Sunday, May 26, 2019

cooking a pot of beans with dragons at the SAIPUA SCHOOL

Beans we grew and dried last fall. Scarlet Runner, Navy, and Purple Cow Peas. 
You wouldn't know this, but I'm excellent at impersonating Komodo Dragons, the largest lizards in the world. I started doing this to show my feelings to people I loved. Because feelings can be confusing. And dangerous. Reptilian.

Komodo's move sluggishly collapsing into each step. Fervently and silently they sample the air with their split lizard tongues, tracking prey by scent. Deaf and blind for all intents and purposes. 

Attacks are like lightning. If you were in the presence of a Komodo Dragon, you wouldn't know it until it was too late. 


I set off a series of things in motion about 18 months ago that I could not have fully understood at the time. Relationships changed in my personal life, and in my public life of Saipua I started toying with the idea of abandoning my identity as a florist. But more than that, I was in a longer process of altering deep patterns I had formed around work and success and I was making space to revaluate the value of beauty in our world and the ways in which we seek out, create and obtain meaning in our lives. 

As a florist, I'm like hired gun for conjuring beauty. Years ago teaching flower classes I would occasionally have a student mid-way through an arrangement give up and ask me to 'just make it for them.' Which I was happy to do, I was essentially being paid to perform as florist-teacher. And lots of people enjoyed that performance, learned something, had a nice afternoon. As did I.
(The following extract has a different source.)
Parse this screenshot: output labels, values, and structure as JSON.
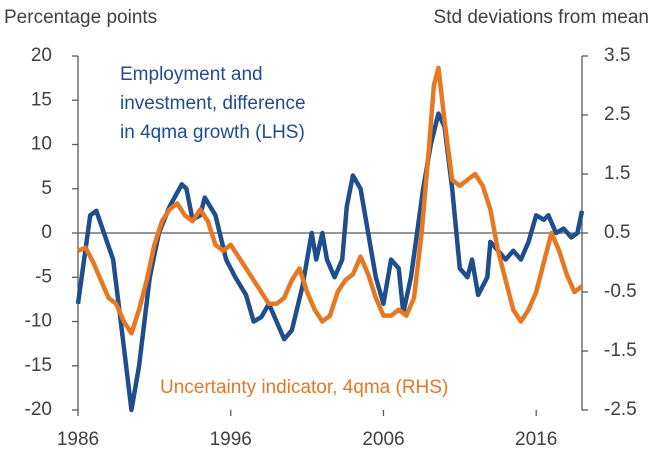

Now I want to teach something different.


At the farm I have the opportunity to not only show people about how to make flowers but how to do all sorts of things. Grow flowers, grow beans. Use beans in flower arrangements, dry beans, soak beans (2 days before you plan to eat them), cook beans. A lot of people don't think about cooking with dried beans, but they should! They are the key to the future, along with more cereal (wheat and grain) crops. Sometimes I want roasted lamb with beans. So we raise some of our sheep for meat. If our sheep rotationally graze in the same field as the beans grow, then they spread their manure around, and we get better beans. And better flowers to set on the table when we make a special lamb dinner. And softer wool for the blankets we make.

I want to show people how to set the table. I want to show people about real economy.

For a long time I was confused about how to define this next chapter for saipua. How to talk about what I wanted here with flowers and farming, what our mission was going to be, how to make a living around agriculture.

There have been a lot of long months of relative stillness, my tongue flicking and tasting the air. Endless circular and sluggish conversations around business, capitalism, the selling of experiences, etc. Maybe you knew it all along, or saw it coming and maybe I did too, but was too deeply entrenched in the details of it to see what was emerging, what was coming into focus.

Worlds End, Saipua, The Coyote Cafeterias, all these things are all part of a SCHOOL with the simplest curriculum: HOW TO LIVE

___


NOTES:

HOW TO LIVE: is a phrase Andrea Zittel uses powerfully in her work and it's stuck with me since I first heard it. Zoe has spent time at AZ West and brought back many ideas from Andrea's projects there that have influenced our thinking to some degree here. Borrowing this phrase, which I can't seem to alter in any way to better explain what our mission is here, is a nod to a spirit of collectivism I hope to continue to weave across all sorts of groups, collective endeavors, businesses and schools which are 'up to stuff' in a similar spirit. The Cabbage SchoolSuccurroThe Root Community are a few that come to mind immediately in our circle...

CHILDREN: If you watch our instagram stories, you may be wondering where all the children have been coming from. In an unexpected turn of events, my nephew Finn, 5 years old has come to live at Worlds End for a while. This has been a stressful and enlightening experience for me. Some of the contractors who have been working to finish our visitor center have been bringing their children to work and so Zoe and I find ourselves in the middle of what is essentially a day care center in the middle of a construction zone in the middle of a working farm. It's exhilarating, emotional and absolutely dangerous and full of new modes of creativity for us that were previously locked. The last few weeks have confirmed for me two things; we absolutely need to have a program here for children, and I don't want my own.